Roger Healey-Dilkes

(b.1968)

Cambridge, United Kingdom

My 30-year career as an artist has developed through differing forms of sculpture, painting, printmaking, drawing and photography. I was brought up in Southend-on-Sea, Essex during the 70’s and 80’s within a culture, which was a melting pot of aspirational suburban DIY, service industries, eclectic seaside architecture, alongside the emerging technologies of computer games, and synthesiser music.
All of this has deeply influenced the way I approach my work and the materials I use. I like materials that are not caught up in a fine art context, that don’t subliminally lead the viewer through the whole history of art whilst viewing my work. I am therefore more at home on the bargain shelf of the hardware store, or the recycling bin than the art store for inspiration.

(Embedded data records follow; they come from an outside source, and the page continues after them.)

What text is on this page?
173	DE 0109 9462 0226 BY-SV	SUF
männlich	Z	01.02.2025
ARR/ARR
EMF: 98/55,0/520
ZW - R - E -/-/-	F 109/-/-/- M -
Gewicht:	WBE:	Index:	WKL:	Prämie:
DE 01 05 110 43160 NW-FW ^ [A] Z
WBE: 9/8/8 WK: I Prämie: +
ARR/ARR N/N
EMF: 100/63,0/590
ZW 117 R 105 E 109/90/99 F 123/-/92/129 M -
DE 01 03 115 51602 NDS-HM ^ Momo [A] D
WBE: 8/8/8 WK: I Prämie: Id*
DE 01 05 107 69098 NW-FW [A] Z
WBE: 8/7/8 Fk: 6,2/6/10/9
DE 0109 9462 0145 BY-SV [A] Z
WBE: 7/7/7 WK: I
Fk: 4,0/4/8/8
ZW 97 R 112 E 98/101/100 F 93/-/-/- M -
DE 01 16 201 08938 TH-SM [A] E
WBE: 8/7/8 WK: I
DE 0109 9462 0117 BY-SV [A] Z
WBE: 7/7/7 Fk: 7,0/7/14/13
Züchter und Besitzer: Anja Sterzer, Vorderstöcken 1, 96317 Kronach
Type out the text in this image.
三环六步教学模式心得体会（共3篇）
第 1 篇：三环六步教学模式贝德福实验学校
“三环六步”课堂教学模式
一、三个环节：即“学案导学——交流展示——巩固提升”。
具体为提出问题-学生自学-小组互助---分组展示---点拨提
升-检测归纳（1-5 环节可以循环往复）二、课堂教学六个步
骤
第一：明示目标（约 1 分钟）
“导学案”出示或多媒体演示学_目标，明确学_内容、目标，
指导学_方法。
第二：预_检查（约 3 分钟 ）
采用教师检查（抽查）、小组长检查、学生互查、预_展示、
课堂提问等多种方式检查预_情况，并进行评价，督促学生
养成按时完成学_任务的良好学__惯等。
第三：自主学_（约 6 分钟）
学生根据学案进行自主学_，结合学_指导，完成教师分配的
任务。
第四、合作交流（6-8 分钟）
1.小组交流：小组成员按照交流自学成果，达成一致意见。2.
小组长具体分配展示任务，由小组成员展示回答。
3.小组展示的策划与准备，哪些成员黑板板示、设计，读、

My process starts with the properties of materials used to make, build, sustain or decorate a home, but have become surplus. These materials have inherent colour, shape, surface and form influencing the making process, yet they also have inherent contradictions too. Materials that are destined to make permanent partitions or contain produce for the home are made from temporary often-fragile materials, which through a series of manufacturing processes and applied surfaces, give an impression of permanence and then nostalgia.
Seemingly abstract, my work is abstracted and increasingly about iteration, repeating a similar process or conditions to create new identities and relationships. In all my work there is a process of dividing cutting and placing together. Through this process I’ve become aware that I’m both breaking and making a visual language. Ultimately there is directness by using regular shapes and combination that hopefully point towards new identities and an underlying utilitarian abstract visual language.